The valuation is primarily based on recurring cash flows from power purchase agreements (PPAs), service and maintenance contracts, and the stability of the project pipeline. Also crucial are technological unique selling propositions, regulatory approvals, permitting certainty, and the ability to scale. In addition to classic multipliers on revenue or EBITDA, we therefore also consider intangible factors such as technological innovation, partner networks, and market position in the context of the energy transition.

Valuations depend heavily on cash flow stability, project pipeline, and technology positioning. In the mid-market, we typically see EBITDA multiples between 6x and 9x, with premiums for recurring revenues and clear differentiation.

For the support of a company sale, a multi-stage remuneration model is usually agreed: a monthly retainer to cover the ongoing consulting and process costs, as well as a success-based success fee, which is only due in the event of a successful completion. This ensures that both sides have a common interest in the success of the transaction. The amount of the retainer and the success fee depends on the size, complexity and transaction volume of the company and is agreed transparently at the beginning of the mandate.

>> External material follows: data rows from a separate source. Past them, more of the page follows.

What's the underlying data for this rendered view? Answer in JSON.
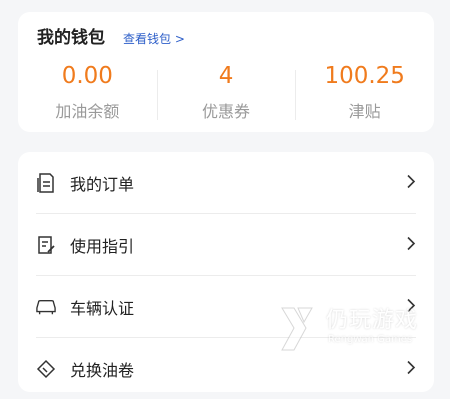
{
  "wallet": {
    "title": "我的钱包",
    "link": "查看钱包 >",
    "stats": [
      {
        "value": "0.00",
        "label": "加油余额"
      },
      {
        "value": "4",
        "label": "优惠券"
      },
      {
        "value": "100.25",
        "label": "津贴"
      }
    ]
  },
  "menu": {
    "items": [
      {
        "label": "我的订单",
        "icon": "order-icon"
      },
      {
        "label": "使用指引",
        "icon": "guide-icon"
      },
      {
        "label": "车辆认证",
        "icon": "car-icon"
      },
      {
        "label": "兑换油卷",
        "icon": "ticket-icon"
      }
    ]
  },
  "watermark": {
    "cn": "仍玩游戏",
    "en": "Rengwan Games"
  },
  "colors": {
    "accent": "#f07b1d",
    "link": "#2e5fc9",
    "background": "#f5f6f8"
  }
}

The MA process takes an average of 6 to 12 months. It includes preparation (company valuation, project documentation), investor approach, due diligence and contract negotiations.

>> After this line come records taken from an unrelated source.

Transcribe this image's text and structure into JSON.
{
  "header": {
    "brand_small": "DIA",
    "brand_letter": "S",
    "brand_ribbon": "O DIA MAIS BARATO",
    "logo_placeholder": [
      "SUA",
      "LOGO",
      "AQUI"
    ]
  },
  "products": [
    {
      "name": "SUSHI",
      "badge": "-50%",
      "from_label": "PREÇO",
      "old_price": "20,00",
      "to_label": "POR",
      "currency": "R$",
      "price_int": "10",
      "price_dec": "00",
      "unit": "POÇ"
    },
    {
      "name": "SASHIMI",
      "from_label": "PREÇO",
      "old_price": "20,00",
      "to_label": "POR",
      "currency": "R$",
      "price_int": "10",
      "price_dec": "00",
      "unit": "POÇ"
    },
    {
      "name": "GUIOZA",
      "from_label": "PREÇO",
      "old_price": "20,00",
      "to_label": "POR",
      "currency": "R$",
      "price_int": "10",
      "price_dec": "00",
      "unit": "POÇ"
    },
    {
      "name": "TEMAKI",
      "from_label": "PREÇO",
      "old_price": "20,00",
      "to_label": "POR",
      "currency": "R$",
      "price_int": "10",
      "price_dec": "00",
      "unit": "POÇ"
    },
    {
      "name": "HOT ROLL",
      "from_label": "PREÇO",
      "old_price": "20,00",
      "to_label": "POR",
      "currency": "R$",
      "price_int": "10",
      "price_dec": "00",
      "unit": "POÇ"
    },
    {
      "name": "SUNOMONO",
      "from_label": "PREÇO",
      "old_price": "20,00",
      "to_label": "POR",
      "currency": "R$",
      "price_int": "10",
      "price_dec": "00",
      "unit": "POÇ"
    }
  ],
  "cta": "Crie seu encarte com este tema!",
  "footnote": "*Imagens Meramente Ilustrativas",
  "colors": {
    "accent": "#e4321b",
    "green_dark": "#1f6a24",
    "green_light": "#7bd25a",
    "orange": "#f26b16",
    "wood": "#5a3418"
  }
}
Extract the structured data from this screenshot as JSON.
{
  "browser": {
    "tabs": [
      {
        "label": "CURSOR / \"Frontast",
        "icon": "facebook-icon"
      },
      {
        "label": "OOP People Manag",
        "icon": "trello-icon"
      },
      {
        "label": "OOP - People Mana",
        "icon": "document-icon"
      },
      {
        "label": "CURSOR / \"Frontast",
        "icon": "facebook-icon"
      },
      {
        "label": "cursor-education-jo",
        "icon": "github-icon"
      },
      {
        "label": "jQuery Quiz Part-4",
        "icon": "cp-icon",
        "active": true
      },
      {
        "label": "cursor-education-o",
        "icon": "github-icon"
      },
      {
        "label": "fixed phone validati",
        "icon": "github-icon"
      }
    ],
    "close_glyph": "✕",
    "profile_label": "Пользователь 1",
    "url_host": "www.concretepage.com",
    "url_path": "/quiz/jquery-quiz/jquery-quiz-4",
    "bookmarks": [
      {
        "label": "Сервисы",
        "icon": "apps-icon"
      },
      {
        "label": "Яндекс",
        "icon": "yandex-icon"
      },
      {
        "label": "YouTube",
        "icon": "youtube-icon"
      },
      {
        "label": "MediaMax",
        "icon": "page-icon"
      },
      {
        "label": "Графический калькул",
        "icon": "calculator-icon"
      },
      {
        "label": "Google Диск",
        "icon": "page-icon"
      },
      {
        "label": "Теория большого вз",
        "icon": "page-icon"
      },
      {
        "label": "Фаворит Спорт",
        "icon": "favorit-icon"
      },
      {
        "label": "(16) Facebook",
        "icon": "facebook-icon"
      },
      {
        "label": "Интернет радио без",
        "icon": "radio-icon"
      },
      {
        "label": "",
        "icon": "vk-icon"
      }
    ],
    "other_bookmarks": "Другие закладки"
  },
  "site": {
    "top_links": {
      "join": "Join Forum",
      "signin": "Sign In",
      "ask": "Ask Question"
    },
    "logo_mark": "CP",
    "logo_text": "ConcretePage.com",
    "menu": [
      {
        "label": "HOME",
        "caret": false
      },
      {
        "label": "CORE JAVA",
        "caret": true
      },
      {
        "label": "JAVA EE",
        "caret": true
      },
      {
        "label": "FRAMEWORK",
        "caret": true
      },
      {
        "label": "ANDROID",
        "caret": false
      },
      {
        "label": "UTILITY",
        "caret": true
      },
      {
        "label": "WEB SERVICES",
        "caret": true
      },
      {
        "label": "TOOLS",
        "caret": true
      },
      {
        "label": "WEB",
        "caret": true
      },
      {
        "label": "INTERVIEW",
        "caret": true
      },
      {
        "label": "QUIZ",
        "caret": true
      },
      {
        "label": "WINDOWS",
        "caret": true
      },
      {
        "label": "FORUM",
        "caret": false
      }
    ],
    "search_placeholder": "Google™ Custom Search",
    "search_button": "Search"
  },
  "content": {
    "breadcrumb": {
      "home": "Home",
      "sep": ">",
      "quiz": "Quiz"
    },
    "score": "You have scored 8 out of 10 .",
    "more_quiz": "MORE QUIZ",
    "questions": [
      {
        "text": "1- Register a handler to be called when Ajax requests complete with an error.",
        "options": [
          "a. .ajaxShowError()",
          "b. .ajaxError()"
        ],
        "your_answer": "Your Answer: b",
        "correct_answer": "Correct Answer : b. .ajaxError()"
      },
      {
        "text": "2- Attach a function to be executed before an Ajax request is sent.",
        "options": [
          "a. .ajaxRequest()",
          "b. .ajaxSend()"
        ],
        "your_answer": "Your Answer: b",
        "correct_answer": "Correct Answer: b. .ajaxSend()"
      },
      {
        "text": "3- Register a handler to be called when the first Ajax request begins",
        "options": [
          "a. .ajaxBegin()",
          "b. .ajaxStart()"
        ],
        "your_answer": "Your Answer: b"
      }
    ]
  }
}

Discretion is paramount. Neither employees nor customers will learn about sales plans without prior agreement. We manage the process so that only vetted interested parties gain insight.

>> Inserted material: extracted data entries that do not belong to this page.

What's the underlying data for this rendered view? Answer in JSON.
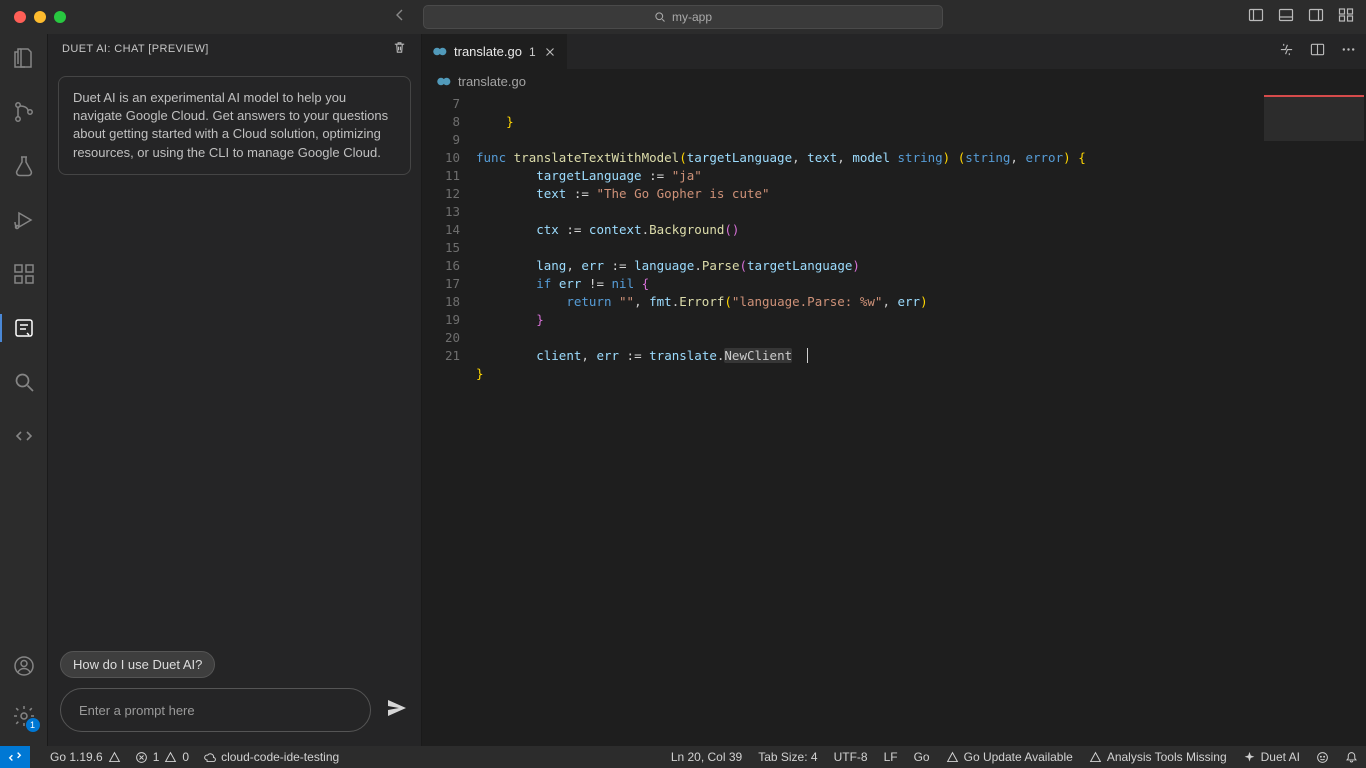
{
  "title": {
    "search": "my-app"
  },
  "sidepanel": {
    "header": "DUET AI: CHAT [PREVIEW]",
    "intro": "Duet AI is an experimental AI model to help you navigate Google Cloud. Get answers to your questions about getting started with a Cloud solution, optimizing resources, or using the CLI to manage Google Cloud.",
    "suggestion": "How do I use Duet AI?",
    "placeholder": "Enter a prompt here"
  },
  "tab": {
    "filename": "translate.go",
    "modified": "1"
  },
  "breadcrumb": "translate.go",
  "gutter": [
    "7",
    "8",
    "9",
    "10",
    "11",
    "12",
    "13",
    "14",
    "15",
    "16",
    "17",
    "18",
    "19",
    "20",
    "21"
  ],
  "code": {
    "l7": "    }",
    "l9_pre": "func ",
    "l9_fn": "translateTextWithModel",
    "l9_args": "(targetLanguage, text, model string) (string, error) {",
    "l10": "        targetLanguage := \"ja\"",
    "l11": "        text := \"The Go Gopher is cute\"",
    "l13": "        ctx := context.Background()",
    "l15": "        lang, err := language.Parse(targetLanguage)",
    "l16": "        if err != nil {",
    "l17": "            return \"\", fmt.Errorf(\"language.Parse: %w\", err)",
    "l18": "        }",
    "l20_a": "        client, err := translate.",
    "l20_b": "NewClient",
    "l21": "}"
  },
  "status": {
    "go": "Go 1.19.6",
    "errors": "1",
    "warnings": "0",
    "cloud": "cloud-code-ide-testing",
    "pos": "Ln 20, Col 39",
    "tab": "Tab Size: 4",
    "enc": "UTF-8",
    "eol": "LF",
    "lang": "Go",
    "upd": "Go Update Available",
    "tools": "Analysis Tools Missing",
    "duet": "Duet AI",
    "settings_badge": "1"
  }
}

For a successful transaction in the energy technology and renewable energy sector, investors expect structured documentation. This includes current financial figures (BWA, annual financial statements, forecasts), detailed project and contract overviews (e.g., PPAs, service and maintenance contracts, permits, terms), anonymized information on employees and key personnel, as well as technical documents on facilities, technologies, and project pipelines. Additionally, legal documents such as articles of association, ongoing agreements, and regulatory proofs are required.

Thorough preparation of this data in a secure virtual data room accelerates due diligence, strengthens the trust of potential investors, and can have an immediate positive impact on the company’s value.

Typical buyers include private equity firms focused on infrastructure and ESG investments, energy suppliers and municipal utilities, international technology groups, and strategic industrial investors looking to expand their value chain. Family offices with a long-term perspective are also increasingly involved in this sector.

The buyer examines financial, legal, tax, and commercial aspects, as well as technical and regulatory aspects, in a protected data room. Among other things, financial key figures, project and cash flow models (e.g., PPAs, service and maintenance contracts), legal permits and contracts, tax structure, market and competitive position, and technical reliability and scalability of the facilities are analyzed. Thorough preparation of these documents accelerates the MA process, builds trust with investors, and strengthens the negotiation position.

Many buyers want a transition period of 6-24 months. Whether and how long the entrepreneur stays on board is negotiable and depends on succession planning, team structure and investor model.